Ketharaman Swaminathan
Ketharaman Swaminathan - GTM360 Marketing Solutions - Pune 07 April, 2010, 09:16Be the first to give this comment the thumbs up 0 likes

Good observation! I'm seeing more and more cases of banks, telcos and government agencies rejecting the electronic medium. 

While claiming a tax refund from the UK HMRC, I found out that, while I could file the return via Internet, they refused any communication by email. Only snail-mail was allowed.

During my several year-long ordeal to collect my social security refund from the federal authority in Germany, they accept signed letters sent by fax, but their letters are always sent by snail mail, which takes 10-14 days to reach me in India.
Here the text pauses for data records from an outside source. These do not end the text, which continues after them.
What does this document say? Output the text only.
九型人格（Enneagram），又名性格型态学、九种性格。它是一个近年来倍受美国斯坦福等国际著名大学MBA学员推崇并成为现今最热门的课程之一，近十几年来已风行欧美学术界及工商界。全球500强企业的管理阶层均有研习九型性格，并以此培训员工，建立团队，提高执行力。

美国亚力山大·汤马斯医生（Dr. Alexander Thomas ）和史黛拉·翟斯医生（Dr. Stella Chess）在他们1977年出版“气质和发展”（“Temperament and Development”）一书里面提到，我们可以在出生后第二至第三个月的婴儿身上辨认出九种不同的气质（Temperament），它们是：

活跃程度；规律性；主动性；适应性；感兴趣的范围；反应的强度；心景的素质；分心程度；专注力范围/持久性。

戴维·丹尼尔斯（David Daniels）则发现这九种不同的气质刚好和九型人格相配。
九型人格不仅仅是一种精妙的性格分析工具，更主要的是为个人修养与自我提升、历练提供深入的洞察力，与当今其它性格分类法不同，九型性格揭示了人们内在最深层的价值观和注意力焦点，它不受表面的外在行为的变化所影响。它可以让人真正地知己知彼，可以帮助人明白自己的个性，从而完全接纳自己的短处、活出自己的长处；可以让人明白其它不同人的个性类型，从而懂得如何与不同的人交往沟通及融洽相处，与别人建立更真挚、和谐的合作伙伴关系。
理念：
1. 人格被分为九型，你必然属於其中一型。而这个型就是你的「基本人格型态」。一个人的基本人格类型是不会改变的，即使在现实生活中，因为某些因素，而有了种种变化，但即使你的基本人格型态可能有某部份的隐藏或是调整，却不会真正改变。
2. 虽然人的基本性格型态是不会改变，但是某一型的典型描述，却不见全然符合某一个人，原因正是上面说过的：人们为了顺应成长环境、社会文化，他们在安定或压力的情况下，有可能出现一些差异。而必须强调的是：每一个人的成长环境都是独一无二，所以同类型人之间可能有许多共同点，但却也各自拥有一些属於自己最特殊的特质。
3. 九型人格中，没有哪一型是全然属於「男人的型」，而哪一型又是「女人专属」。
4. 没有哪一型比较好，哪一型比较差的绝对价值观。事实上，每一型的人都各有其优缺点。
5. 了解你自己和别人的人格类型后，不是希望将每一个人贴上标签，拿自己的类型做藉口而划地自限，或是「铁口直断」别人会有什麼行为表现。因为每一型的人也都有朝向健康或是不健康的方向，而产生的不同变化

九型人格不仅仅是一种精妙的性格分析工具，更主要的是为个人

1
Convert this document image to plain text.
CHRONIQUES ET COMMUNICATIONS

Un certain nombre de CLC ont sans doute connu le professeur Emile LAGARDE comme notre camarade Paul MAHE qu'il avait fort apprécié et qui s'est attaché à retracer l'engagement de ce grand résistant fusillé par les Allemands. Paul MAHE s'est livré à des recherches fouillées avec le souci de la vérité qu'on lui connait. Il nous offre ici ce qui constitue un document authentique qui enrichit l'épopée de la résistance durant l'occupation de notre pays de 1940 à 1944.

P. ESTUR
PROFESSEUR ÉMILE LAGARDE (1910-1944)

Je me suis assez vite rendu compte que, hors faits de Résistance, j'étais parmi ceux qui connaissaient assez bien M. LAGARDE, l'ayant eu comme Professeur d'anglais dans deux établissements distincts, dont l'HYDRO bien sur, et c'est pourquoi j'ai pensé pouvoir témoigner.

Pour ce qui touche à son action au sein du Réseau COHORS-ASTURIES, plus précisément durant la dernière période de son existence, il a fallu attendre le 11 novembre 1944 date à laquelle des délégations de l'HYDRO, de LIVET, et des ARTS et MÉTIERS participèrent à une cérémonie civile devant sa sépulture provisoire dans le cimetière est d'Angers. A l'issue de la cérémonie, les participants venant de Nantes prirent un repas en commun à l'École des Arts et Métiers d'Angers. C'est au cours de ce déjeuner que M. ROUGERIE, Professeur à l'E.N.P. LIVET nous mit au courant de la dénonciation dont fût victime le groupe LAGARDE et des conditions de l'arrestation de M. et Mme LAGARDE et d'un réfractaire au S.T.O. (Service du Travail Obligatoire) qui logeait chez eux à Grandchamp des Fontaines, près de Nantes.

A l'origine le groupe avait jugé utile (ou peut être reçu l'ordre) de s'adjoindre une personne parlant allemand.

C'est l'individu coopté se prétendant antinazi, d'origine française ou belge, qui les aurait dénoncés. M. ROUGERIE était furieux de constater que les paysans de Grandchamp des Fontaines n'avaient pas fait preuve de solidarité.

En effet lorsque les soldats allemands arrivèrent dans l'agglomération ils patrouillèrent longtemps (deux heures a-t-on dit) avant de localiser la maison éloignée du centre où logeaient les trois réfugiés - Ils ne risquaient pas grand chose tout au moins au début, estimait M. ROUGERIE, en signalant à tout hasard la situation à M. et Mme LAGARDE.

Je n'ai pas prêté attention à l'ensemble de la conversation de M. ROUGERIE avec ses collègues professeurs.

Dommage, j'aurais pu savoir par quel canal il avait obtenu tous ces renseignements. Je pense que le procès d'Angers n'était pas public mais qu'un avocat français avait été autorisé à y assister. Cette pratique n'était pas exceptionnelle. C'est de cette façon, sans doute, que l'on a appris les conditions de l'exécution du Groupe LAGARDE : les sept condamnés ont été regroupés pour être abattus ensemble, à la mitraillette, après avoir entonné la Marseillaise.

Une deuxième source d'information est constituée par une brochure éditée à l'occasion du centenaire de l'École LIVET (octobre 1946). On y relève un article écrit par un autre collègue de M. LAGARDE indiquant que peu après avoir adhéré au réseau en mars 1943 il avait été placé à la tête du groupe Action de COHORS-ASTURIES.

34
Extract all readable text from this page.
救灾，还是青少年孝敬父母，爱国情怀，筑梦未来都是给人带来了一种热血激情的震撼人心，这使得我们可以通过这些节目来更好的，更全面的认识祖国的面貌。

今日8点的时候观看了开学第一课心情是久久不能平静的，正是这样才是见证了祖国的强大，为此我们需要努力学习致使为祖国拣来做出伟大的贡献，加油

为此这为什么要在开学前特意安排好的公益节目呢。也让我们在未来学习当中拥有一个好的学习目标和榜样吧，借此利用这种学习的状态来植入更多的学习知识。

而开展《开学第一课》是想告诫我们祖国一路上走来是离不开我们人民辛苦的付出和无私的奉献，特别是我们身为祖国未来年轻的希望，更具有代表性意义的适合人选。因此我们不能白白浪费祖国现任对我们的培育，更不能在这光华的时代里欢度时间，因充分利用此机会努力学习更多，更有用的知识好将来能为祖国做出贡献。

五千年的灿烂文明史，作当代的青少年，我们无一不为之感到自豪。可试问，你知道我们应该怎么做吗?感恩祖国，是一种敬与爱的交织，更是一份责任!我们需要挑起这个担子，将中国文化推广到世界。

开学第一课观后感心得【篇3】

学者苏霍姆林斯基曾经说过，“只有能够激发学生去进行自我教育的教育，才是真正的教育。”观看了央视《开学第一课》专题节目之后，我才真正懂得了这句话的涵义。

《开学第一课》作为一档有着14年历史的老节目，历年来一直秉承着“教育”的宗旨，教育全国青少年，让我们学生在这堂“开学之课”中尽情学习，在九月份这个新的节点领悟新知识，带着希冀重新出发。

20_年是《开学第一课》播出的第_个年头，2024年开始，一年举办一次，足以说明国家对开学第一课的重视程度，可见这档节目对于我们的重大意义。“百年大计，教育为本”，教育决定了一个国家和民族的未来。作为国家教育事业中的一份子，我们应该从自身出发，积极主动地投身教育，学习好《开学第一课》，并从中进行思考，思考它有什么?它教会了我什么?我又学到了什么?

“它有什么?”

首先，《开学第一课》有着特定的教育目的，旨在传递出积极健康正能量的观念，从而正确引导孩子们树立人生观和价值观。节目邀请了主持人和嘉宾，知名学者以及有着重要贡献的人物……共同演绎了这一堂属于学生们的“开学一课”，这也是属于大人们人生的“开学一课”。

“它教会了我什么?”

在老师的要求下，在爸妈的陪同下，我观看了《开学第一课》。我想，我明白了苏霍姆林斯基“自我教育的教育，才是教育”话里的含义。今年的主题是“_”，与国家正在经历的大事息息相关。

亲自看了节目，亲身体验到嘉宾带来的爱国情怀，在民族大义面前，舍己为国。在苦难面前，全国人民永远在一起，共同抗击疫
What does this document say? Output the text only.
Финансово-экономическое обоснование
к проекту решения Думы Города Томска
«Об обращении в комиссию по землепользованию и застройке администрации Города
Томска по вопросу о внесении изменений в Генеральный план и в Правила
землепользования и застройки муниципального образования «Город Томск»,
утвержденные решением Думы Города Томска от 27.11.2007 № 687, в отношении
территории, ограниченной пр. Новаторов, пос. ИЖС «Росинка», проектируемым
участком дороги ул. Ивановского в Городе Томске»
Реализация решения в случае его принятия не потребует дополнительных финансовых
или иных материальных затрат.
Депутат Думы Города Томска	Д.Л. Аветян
Citing EU data protection laws, they refuse to talk about any personally identifiable information on the phone and refuse email altogether.

I've begun wondering if the near-obsolete fax machine is making a quiet comeback!

 

A Finextra member
A Finextra member 07 April, 2010, 10:18Be the first to give this comment the thumbs up 0 likes

There are two primary questions from here.

Why such disconnects occur when bank originates communication and ask for something which they dont share ?

How these can be circumvented from Bank's point of view ?

The reason for failure like this is due to the fact that normally Bank's policy executions are done through different disconnected departments and during policy formulation either all departments are not considered as impact points OR complete life cycle analysis was not done. It is quite possible that there is subsequent improvements in some departments (Digitization of statement) which was not known to other stakeholders (KYC department).

Now, possibly the solution could be bank should have asked only for existing bank account # rather than statement, so that what all data bank wants to validate as part of KYC can be done (including customer direct/voice contact) with their database rather than asking customer to provide statement. Banks should even think of (keeping apart competitive data sharing), sharing customer KYC information. In such cases, irrespective of primary accounting bank, the bank identifier and account identity can be included as additional identity data.

One open question then emanating will be this kind of trusting single point of information(existing account info), will result in single point of failure in CIP (customer identification program). Falsfied documentation at first stage will successfully take customer to all banks and everything will have a domino effect, if the falsification is unearthed at a later point.

Will be interesting to know if bank responded back to you on this issue with a possible alternate solution.

Thanks

 

A Finextra member
A Finextra member 07 April, 2010, 11:56Be the first to give this comment the thumbs up 0 likes

I suspect KYC is an industry process, going paperless is the individual institution's decision. Naturally if benefits their "green" image but more importantly, cuts cost significantly.

Some FIs have woken up to the mismatch and will issue statements as one off actions. However, that's a bit of a bind if you're trying to hire a car tomorrow and you're waiting for an envelope to arrive.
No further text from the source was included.